While the bicameral Parliament has until tomorrow to pass the Bill; in effect allowing Cabinet Secretary for Treasury Henry Rotich to present Budget estimates for the financial year 2019/2020, the mediation committee in the stand-off is yet to make progress.
This should worry Kenyans a great deal.
There were long-drawn-out negotiations between the Senate and National Assembly over the Division of Revenue Bill 2017/2018, necessitating the setting up of a mediation committee as well.
The Bill collapsed. Thus, the National Assembly’s Budget and Appropriation Committee was compelled to make amendments and cap the county allocation at Sh341 billion.
But while that stand-off should have alerted Senators and Members of Parliament of inherent dangers in not passing the Bill, it has failed to guide their deliberations.
Rather than serve public interest, it would seem supremacy battles between the Senate and the National Assembly are at play.

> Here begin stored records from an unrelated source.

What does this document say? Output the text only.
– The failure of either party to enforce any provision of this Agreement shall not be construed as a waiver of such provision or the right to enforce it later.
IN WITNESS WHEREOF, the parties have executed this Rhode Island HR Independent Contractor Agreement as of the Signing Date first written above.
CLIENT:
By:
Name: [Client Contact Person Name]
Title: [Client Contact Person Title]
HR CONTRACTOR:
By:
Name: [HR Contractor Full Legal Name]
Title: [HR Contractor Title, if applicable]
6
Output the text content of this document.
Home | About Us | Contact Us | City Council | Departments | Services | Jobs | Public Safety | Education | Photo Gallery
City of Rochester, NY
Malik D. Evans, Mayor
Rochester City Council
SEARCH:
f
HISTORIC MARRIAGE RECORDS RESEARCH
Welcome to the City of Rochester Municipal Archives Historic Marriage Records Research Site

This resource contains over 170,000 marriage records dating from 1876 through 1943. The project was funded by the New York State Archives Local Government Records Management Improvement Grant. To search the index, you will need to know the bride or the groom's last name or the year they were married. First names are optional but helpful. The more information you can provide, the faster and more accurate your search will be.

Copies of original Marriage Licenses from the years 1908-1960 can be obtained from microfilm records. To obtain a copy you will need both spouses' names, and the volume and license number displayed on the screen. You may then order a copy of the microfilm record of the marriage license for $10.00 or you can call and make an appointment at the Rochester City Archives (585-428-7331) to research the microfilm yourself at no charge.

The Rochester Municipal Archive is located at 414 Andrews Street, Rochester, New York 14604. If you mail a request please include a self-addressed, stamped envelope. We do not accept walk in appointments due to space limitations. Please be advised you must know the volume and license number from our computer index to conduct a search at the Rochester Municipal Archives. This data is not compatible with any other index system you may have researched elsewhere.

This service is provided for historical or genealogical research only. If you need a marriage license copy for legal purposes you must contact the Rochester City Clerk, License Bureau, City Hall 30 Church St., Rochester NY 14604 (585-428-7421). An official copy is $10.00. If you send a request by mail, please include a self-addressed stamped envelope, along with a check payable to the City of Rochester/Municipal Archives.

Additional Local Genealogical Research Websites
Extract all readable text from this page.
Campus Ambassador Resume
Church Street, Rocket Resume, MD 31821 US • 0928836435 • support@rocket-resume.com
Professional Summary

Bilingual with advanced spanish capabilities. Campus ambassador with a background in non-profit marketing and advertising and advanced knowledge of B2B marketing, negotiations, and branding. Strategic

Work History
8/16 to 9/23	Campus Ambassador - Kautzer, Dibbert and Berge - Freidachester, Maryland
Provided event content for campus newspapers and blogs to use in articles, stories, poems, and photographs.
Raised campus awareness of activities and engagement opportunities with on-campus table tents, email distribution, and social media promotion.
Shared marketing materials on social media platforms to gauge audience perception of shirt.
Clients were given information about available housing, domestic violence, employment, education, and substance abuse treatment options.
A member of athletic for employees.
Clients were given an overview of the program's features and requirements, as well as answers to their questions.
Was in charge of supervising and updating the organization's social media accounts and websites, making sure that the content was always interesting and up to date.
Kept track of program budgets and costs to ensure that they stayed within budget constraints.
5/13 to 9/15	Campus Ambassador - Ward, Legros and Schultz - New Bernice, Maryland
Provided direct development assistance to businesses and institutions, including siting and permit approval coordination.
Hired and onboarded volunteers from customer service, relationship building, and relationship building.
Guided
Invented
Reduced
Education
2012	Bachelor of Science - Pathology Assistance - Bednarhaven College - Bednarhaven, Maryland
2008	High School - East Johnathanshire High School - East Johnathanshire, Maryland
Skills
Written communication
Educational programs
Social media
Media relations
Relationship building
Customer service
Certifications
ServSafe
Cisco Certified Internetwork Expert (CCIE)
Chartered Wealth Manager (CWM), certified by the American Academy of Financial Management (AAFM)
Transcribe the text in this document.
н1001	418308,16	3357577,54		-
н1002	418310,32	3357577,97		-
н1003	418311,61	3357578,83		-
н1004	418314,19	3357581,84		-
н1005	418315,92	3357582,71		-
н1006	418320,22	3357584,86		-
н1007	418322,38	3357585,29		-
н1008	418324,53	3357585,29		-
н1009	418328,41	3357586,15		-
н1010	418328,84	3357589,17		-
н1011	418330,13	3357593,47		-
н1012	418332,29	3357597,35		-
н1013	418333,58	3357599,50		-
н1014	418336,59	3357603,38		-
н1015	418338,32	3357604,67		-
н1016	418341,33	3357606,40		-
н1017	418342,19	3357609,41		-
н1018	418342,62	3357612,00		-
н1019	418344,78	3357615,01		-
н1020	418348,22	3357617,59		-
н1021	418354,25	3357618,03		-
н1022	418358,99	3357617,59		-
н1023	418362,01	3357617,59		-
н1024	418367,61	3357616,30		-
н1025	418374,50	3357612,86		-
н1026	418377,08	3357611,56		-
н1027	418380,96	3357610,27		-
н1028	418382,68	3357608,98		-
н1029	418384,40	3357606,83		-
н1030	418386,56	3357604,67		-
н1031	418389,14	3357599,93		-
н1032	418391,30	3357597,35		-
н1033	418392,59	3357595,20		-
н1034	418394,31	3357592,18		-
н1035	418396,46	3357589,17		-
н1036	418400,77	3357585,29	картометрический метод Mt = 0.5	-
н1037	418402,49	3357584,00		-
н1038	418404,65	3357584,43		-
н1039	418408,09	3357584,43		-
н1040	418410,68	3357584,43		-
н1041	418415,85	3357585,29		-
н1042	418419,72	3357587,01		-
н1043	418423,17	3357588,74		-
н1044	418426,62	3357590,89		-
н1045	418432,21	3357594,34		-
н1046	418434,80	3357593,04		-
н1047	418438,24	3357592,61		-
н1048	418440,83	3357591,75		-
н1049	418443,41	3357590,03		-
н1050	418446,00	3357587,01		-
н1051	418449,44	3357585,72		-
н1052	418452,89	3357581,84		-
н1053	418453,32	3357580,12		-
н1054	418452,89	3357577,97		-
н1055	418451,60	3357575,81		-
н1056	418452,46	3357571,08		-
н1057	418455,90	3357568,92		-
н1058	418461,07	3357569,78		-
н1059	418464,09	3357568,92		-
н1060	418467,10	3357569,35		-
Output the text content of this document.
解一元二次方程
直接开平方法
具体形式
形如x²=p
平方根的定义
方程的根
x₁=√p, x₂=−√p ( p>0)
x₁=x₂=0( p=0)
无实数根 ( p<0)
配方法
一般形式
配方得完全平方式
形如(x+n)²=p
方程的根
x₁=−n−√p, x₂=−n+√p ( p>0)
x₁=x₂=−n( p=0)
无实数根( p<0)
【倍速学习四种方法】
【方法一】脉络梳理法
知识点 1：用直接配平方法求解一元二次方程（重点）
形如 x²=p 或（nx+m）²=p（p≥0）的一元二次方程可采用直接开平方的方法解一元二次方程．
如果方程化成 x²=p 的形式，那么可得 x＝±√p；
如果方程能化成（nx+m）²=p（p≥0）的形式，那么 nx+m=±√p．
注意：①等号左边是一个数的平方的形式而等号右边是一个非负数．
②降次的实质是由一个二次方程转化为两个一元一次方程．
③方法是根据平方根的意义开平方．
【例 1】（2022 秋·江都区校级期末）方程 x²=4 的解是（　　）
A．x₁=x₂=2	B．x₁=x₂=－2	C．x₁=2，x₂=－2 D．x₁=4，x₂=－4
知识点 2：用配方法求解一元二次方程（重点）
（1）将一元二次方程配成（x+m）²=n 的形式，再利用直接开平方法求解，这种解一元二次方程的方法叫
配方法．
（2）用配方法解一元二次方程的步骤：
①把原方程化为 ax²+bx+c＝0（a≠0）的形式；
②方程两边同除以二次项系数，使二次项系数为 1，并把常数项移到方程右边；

This is evident in the cavalier attitude the two houses exhibit even when it is apparent to all what paralysis attends failure to pass the Revenue Bill 2019 by tomorrow.
Sense must prevail to allow the dream of devolution bear maximum fruits. It is perhaps because Senators have heeded calls for an upward adjustment in county allocations that they advocate for Sh327 billion as opposed to Sh316 billion that the National Assembly is comfortable with.
Indeed, the need for increased funding is apparent.
Medical staff strikes in various counties have been occasioned by the county governments’ inability to meet the financial demands of doctors and nurses.
Besieged governors have often pleaded with the Treasury to remit additional funds to help them sort out debilitating strikes.
For the simple reason that the County Allocation Bill is ineffective without the Division of Revenue Bill, it is an imperative that legislators conclusively and expeditiously deal with issues hampering its passage.
The risk that county governments’ operations could grind to a halt because legislators cannot agree on some legislation is not an option.
A way out of the stand-off must be found to make it possible to have funds released in good time.
This will allow counties take care of their numerous financial obligations including salaries, off-setting debts, procurement and other operational costs without which nothing would move.